Wednesday, April 10, 2013

Bring back the written word!

Last week the Cincinnati Enquirer published a rather odd slideshow about The Bunt that Reds Manager Extraordinaire called on Opening Day. He essentially pulled the bat out of the hands of both Brandon Phillips, the bunter, and Joey Votto, since having an open base was an invitation to walk him. But the point of this post is not to “second guess” Dusty, as the complaints about the complaints go. It was the way the information was presented, using a slideshow of photos that weren’t very relevant to the play, with captions that were just broken bits of what could have been a great article. (Unfortunately I can't find it again to link to it.)

I immediately pictures some editor in the Enquirer office who hasn’t quite gotten this whole internet thing but is aware enough to know photos attract pageviews. He’s staring at the original article – words on a screen – asking his staff how they could make the article (which he doesn’t understand because there are too many numbers) better. Some intern who has no hope in hell of ever getting a job at a newspaper screams “Photos!” The editor says “Great idea. Someone throw something together.”

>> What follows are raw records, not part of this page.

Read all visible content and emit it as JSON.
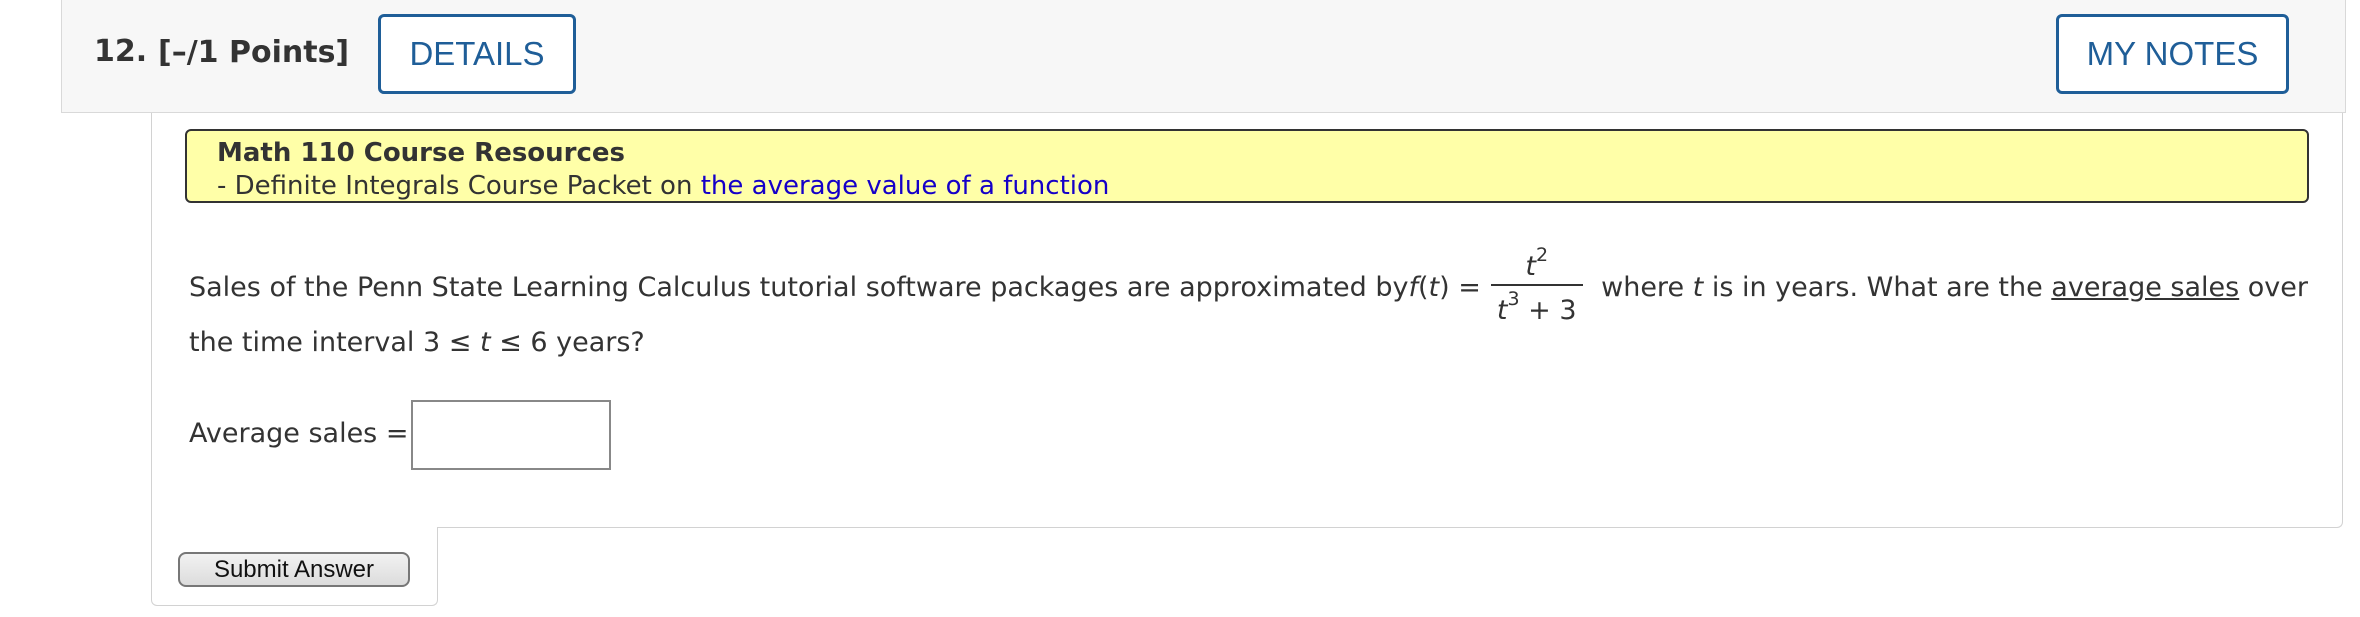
{
  "question": {
    "number": "12.",
    "points": "[–/1 Points]",
    "details_label": "DETAILS",
    "notes_label": "MY NOTES"
  },
  "resources": {
    "title": "Math 110 Course Resources",
    "line_prefix": "- Definite Integrals Course Packet on ",
    "link_text": "the average value of a function"
  },
  "statement": {
    "part1": "Sales of the Penn State Learning Calculus tutorial software packages are approximated by ",
    "func": "f",
    "func_open": "(",
    "func_var": "t",
    "func_close": ") =",
    "num_var": "t",
    "num_exp": "2",
    "den_var": "t",
    "den_exp": "3",
    "den_rest": " + 3",
    "part2": " where ",
    "var": "t",
    "part3": " is in years. What are the ",
    "underlined": "average sales",
    "part4": " over",
    "line2_a": "the time interval ",
    "interval_a": "3 ≤ ",
    "interval_var": "t",
    "interval_b": " ≤ 6",
    "line2_b": " years?"
  },
  "answer": {
    "label": "Average sales =",
    "value": ""
  },
  "submit_label": "Submit Answer"
}
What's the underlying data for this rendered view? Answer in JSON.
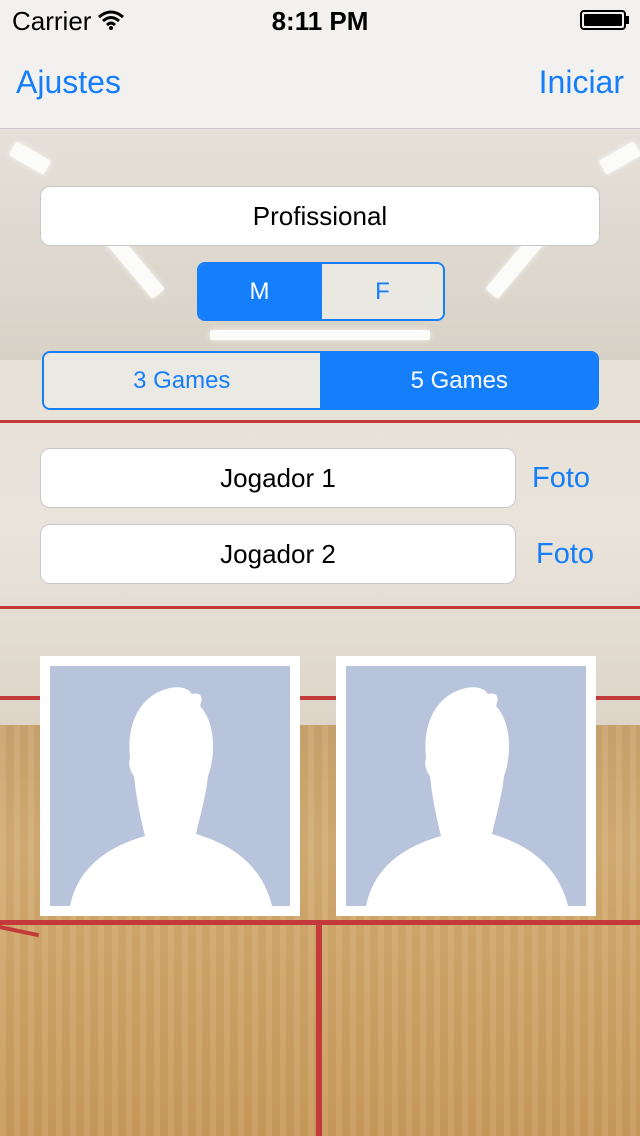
{
  "status_bar": {
    "carrier": "Carrier",
    "time": "8:11 PM",
    "wifi_icon": "wifi-icon",
    "battery_icon": "battery-icon"
  },
  "nav": {
    "left_label": "Ajustes",
    "right_label": "Iniciar"
  },
  "form": {
    "category_value": "Profissional",
    "gender_segment": {
      "options": [
        "M",
        "F"
      ],
      "selected": "M"
    },
    "games_segment": {
      "options": [
        "3 Games",
        "5 Games"
      ],
      "selected": "5 Games"
    },
    "players": [
      {
        "name": "Jogador 1",
        "photo_label": "Foto"
      },
      {
        "name": "Jogador 2",
        "photo_label": "Foto"
      }
    ]
  },
  "avatars": [
    {
      "icon": "person-placeholder-icon"
    },
    {
      "icon": "person-placeholder-icon"
    }
  ],
  "colors": {
    "accent": "#157efb",
    "avatar_bg": "#b8c3dc",
    "court_line": "#c43a3a"
  }
}
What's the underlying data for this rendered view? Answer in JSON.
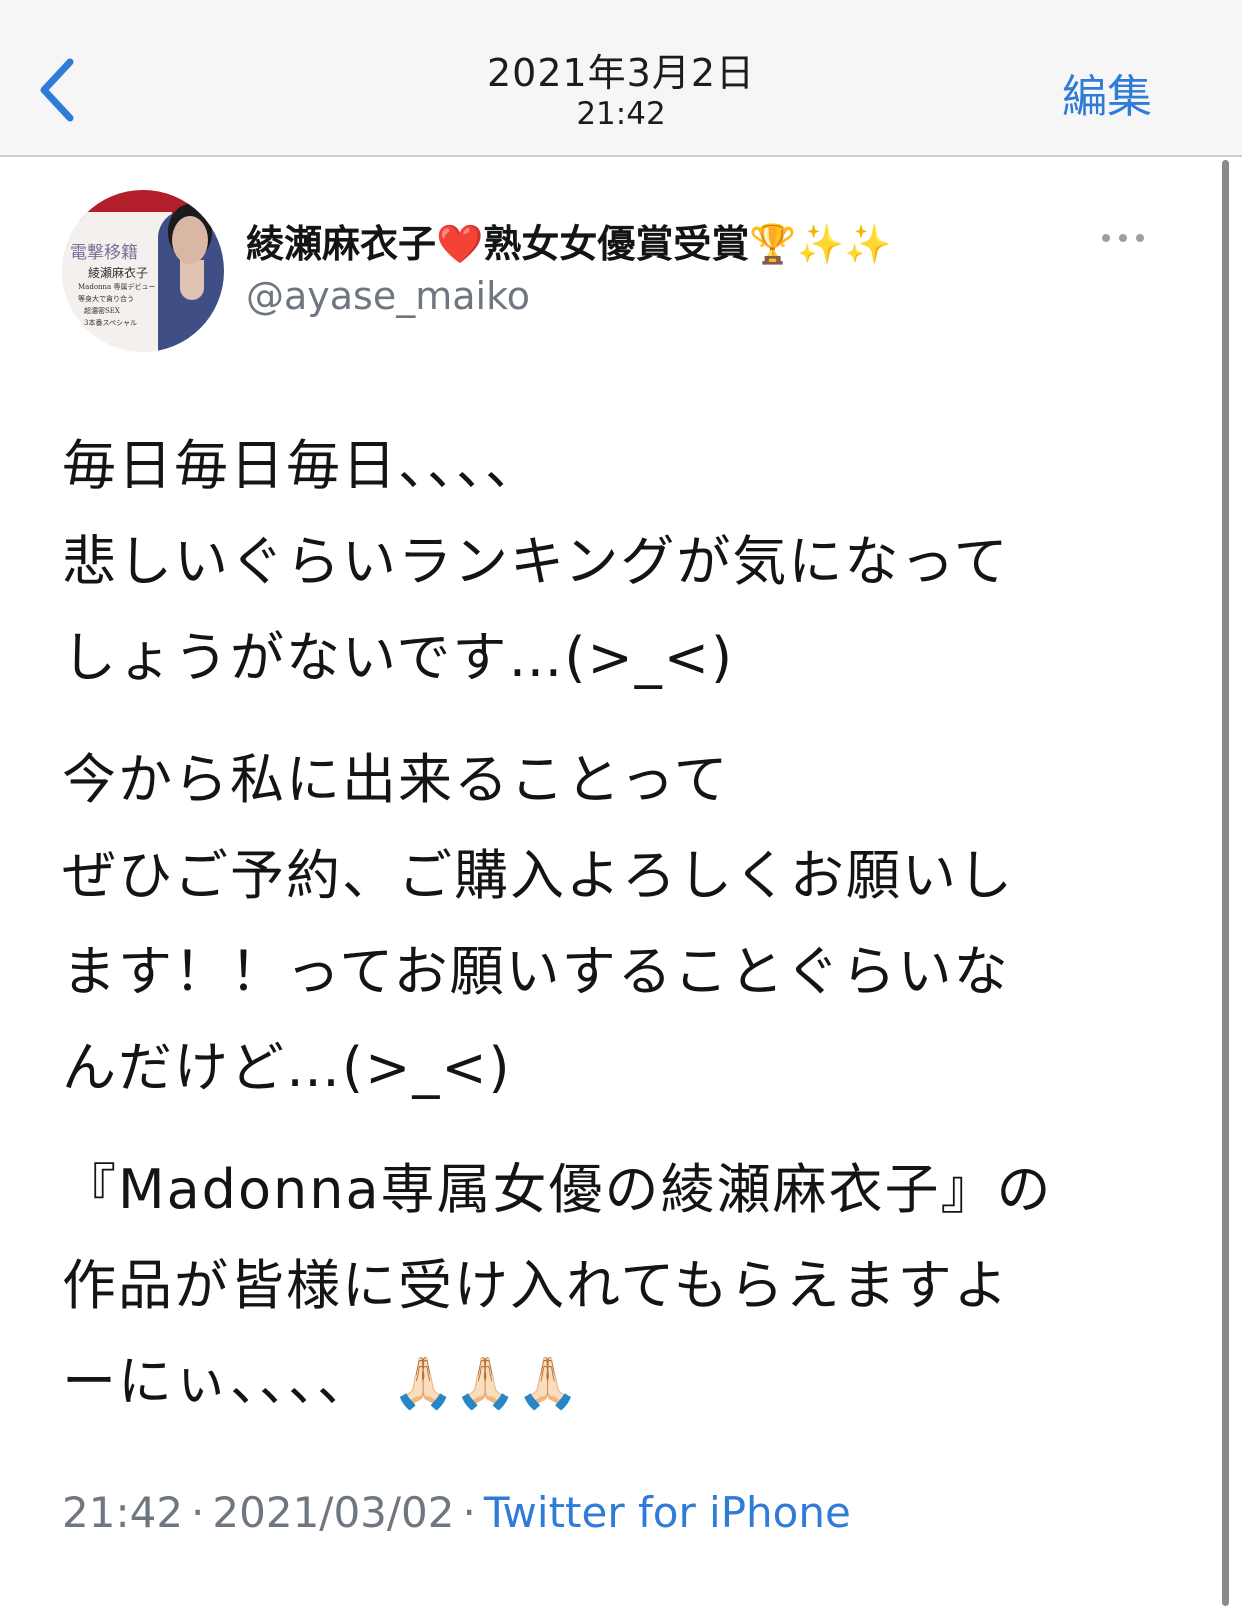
{
  "nav": {
    "date": "2021年3月2日",
    "time": "21:42",
    "edit_label": "編集",
    "back_icon": "chevron-left-icon",
    "accent_color": "#2f7bd8"
  },
  "tweet": {
    "author": {
      "name_text": "綾瀬麻衣子",
      "name_badge": "熟女女優賞受賞",
      "heart_emoji": "❤️",
      "trophy_emoji": "🏆",
      "sparkles_emoji": "✨✨",
      "handle": "@ayase_maiko",
      "avatar_text": {
        "line1": "電撃移籍",
        "line2": "綾瀬麻衣子",
        "line3": "Madonna 専属デビュー",
        "line4": "等身大で貪り合う",
        "line5": "超濃密SEX",
        "line6": "3本番スペシャル"
      }
    },
    "paragraphs": [
      "毎日毎日毎日、、、、\n悲しいぐらいランキングが気になって\nしょうがないです…(>_<)",
      "今から私に出来ることって\nぜひご予約、ご購入よろしくお願いし\nます！！ってお願いすることぐらいな\nんだけど…(>_<)",
      "『Madonna専属女優の綾瀬麻衣子』の\n作品が皆様に受け入れてもらえますよ\nーにぃ、、、、"
    ],
    "pray_emojis": "🙏🏻🙏🏻🙏🏻",
    "meta": {
      "time": "21:42",
      "separator": "·",
      "date": "2021/03/02",
      "client": "Twitter for iPhone"
    }
  }
}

Seriously, the slideshow was that dumb, no better word to describe it. Dumb, because it represents what the internet has become. Dumb. Everything is about images; no one reads anymore. It’s like one neverending children’s picture book. See Dick. See Jane. See Dick and Jane and all of society collapsing.

Whoever said a picture is worth a thousand words could not have envisioned the vapidness of the internet. An old photo of an aged, retired Earl Weaver sitting at a pre-game ceremony of some sort doesn’t tell a story at all, especially not one about how he hated the bunt. The only story this slideshow told was the one about the decline of newspapers and reading in general. This is the internet today, the tldr; age.

That brings me to instagram. Oh how I loathe instagram, loathe the terrible shots people share, loathe the fact that people think they are good shots in the first place. Instagram is a photographer’s nightmare, a wasteland of bad coloration, fuzzy focus, and a graininess that I guess is supposed to represent nostalgia, when we didn’t have this awesome, high-resolution technology to capture reality as it truly looks. Seriously folks, we live in an HD world. Why on earth would you willingly go back to the days of poor technology?

Ugh. So much complaining here at the church. But come on, people! Stop rejecting beautiful things! Beauty is not in the eye of the beholder; it’s in the brain. We seem to have a collective mental disease these days. We’ve discarded the sacred for the profane.

That dumb slideshow ruined a good article (and wasted one of my allotted 20 free ones.) But that’s all I have to say about that.